Aerobic exercise releases a growth factor → Brain-Derived Neurotrophic Factor (BDNF) → Grows new brain cells in your hippocampus
Besides delaying mental aging, exercising also has short-term benefits.
The two hours after the exercise is peak productivity time. Get your most important work done within 2 hours of your aerobic activity. Your mind is at its best at this time.
Key to smarter learning — The Spacing Effect
Remember cramming up a night before your school exam? Maybe you got lucky and managed to regurgitate what you studied the previous night.
But one thing is for certain, you wouldn’t remember it a few days later.
Learning anything new in just one session is the worse learning technique. Instead, spacing out learning helps retain information more easily and effectively.
The spacing effect is learning that is spaced out in multiple sessions. By repeating and learning in intervals, we gain a better long-term memory of the new info.
Students learn better with the spacing effect.
Apps like Anki and Quizlet mimic physical flashcards. They make it easy to memorize anything. e.g. equations, times tables, the periodic table, and historical dates.
Apps like Duo Lingo and Babbel space out learnings in intervals of 5-20 mins each day.
Even companies that place advertisements benefit more if their ads are spread out.
The lesson is clear. Trying to learn anything new? Space it out!
I fear not the man who has practiced 10,000 kicks once, but I fear the man who has practiced one kick 10,000 times.
— Bruce Lee
Stressbuster of the week
A month back, I got my first ever indoor plant, a tiny one. I made the mental mistake of blindly picking the one that I loved in the nursery. No research whatsoever. I was just hoping it’d fit in a small urn I have at home.
It fit perfectly.
Eventually, I installed PictureThis, a plant app that helps identify and care for plants.
Imagine my surprise when I found out that my tiny plant is a Bird’s Nest Fern. It grows to be a giant 👇
I need to repot it into a bigger pot eventually. For now, it’s a joy seeing it grow happily in my little urn.

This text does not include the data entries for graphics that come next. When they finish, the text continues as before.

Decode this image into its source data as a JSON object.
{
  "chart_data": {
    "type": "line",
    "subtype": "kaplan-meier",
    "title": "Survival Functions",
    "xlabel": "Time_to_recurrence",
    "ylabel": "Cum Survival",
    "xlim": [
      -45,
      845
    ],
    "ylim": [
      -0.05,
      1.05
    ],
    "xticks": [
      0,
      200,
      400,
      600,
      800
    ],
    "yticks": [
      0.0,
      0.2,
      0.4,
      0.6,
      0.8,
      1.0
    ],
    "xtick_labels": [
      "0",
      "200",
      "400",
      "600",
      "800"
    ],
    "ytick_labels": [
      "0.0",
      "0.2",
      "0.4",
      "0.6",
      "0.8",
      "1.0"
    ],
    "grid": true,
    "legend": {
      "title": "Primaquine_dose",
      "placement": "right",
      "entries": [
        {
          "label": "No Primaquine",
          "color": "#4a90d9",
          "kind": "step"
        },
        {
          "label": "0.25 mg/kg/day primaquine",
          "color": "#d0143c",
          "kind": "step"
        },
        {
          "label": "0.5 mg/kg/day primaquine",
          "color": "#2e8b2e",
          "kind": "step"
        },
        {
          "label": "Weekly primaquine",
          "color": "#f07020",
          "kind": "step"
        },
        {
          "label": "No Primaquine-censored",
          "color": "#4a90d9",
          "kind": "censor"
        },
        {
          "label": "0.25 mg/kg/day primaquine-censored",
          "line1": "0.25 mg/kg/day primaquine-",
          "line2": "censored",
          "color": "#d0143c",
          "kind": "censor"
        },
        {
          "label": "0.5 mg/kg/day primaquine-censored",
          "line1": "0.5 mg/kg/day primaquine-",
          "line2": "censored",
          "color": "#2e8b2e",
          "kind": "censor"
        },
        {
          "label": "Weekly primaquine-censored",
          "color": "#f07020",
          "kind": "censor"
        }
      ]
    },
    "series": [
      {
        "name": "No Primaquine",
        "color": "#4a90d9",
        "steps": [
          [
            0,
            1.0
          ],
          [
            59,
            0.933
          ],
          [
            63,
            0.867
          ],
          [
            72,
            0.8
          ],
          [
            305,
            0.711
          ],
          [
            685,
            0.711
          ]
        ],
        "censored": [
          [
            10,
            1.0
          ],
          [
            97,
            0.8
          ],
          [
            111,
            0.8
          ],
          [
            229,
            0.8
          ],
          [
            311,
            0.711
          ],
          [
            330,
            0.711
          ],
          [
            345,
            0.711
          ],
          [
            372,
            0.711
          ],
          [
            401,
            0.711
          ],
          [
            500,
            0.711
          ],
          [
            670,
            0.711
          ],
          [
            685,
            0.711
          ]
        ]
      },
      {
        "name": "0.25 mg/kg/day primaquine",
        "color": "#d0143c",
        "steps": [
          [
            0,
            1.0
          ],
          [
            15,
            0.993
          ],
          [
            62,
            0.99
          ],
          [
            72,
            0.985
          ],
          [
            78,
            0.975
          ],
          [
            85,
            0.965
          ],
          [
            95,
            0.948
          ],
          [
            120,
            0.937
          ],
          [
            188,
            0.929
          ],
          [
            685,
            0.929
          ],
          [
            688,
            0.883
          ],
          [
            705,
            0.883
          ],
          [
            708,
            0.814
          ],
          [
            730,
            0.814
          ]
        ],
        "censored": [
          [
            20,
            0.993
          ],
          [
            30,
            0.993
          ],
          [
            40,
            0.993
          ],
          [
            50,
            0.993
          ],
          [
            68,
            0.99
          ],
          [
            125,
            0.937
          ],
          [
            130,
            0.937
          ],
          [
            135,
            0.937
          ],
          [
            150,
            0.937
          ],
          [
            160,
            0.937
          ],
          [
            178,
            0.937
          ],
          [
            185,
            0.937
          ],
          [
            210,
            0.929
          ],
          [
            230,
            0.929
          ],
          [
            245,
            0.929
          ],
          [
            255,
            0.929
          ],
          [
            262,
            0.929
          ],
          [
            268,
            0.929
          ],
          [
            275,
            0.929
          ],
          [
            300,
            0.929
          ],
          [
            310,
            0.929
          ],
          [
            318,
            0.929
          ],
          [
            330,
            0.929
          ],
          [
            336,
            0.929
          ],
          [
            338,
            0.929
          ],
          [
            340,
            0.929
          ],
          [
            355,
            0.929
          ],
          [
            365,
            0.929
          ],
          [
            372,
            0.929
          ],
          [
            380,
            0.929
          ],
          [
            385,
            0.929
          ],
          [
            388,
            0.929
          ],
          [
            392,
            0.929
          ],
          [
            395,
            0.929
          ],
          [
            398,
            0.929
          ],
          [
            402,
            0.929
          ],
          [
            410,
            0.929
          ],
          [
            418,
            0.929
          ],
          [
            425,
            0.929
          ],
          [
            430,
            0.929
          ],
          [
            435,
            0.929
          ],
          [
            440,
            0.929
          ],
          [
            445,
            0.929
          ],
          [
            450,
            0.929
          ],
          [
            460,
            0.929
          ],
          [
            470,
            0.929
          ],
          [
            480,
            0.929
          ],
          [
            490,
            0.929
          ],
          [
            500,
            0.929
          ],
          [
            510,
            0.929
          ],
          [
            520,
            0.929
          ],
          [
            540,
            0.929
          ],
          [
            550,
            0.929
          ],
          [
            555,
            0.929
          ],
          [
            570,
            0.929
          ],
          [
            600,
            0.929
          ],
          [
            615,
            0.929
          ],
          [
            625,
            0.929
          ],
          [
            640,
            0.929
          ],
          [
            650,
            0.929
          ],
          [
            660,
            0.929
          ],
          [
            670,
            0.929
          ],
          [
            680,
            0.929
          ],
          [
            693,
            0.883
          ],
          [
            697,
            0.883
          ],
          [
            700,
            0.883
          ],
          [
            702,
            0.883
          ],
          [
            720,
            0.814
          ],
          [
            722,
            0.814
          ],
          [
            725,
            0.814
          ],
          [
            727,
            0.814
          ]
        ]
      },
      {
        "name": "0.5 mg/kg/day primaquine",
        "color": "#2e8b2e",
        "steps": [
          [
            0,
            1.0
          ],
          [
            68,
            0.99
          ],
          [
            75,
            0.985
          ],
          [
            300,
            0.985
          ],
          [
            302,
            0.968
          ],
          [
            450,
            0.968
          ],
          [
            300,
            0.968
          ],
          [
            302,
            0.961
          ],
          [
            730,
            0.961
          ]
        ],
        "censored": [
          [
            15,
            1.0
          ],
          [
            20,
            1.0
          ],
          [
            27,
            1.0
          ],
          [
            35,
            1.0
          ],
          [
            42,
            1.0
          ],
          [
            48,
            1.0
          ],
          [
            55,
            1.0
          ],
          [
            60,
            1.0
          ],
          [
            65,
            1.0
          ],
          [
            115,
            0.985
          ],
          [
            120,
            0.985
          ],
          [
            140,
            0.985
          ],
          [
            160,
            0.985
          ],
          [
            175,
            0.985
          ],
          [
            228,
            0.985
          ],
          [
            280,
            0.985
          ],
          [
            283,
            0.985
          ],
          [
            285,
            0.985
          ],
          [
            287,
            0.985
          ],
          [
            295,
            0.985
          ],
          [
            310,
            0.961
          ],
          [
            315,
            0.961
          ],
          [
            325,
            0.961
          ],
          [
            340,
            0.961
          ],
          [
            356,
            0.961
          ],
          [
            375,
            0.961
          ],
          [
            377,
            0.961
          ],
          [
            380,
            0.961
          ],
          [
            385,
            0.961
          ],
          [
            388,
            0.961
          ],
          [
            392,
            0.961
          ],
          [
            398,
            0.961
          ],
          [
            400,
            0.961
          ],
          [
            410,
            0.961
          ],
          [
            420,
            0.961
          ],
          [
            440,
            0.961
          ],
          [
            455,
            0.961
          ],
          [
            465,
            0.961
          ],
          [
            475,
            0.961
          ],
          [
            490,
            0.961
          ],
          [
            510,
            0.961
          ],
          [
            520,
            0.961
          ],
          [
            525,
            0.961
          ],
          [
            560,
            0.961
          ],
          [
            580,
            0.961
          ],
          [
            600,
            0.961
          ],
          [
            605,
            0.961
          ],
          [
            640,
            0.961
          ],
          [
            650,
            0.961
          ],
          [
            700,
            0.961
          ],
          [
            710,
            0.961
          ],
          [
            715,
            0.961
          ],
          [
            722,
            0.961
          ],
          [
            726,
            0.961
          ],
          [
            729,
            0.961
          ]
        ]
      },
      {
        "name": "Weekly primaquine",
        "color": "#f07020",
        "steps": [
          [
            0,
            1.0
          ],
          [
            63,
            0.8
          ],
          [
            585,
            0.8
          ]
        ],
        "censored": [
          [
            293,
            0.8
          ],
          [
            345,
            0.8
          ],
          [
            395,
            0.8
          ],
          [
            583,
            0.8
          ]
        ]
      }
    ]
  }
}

Brings a smile to my face every single day 😊
Looking for a stressbuster? Adopt a plant ☘️.
Hope you enjoyed the read ❤️ If you did, pls share it with a friend.
Wonderful. Very good Research and Information.
Many companies have started their Research on Anti Ageing and Improving Mental Stability.
If suceeded then Management of Elderly with Demetia and Alzimers under Rehabilitation centre would become more Easter. 😊
Great read...useful tips on delaying mental aging!!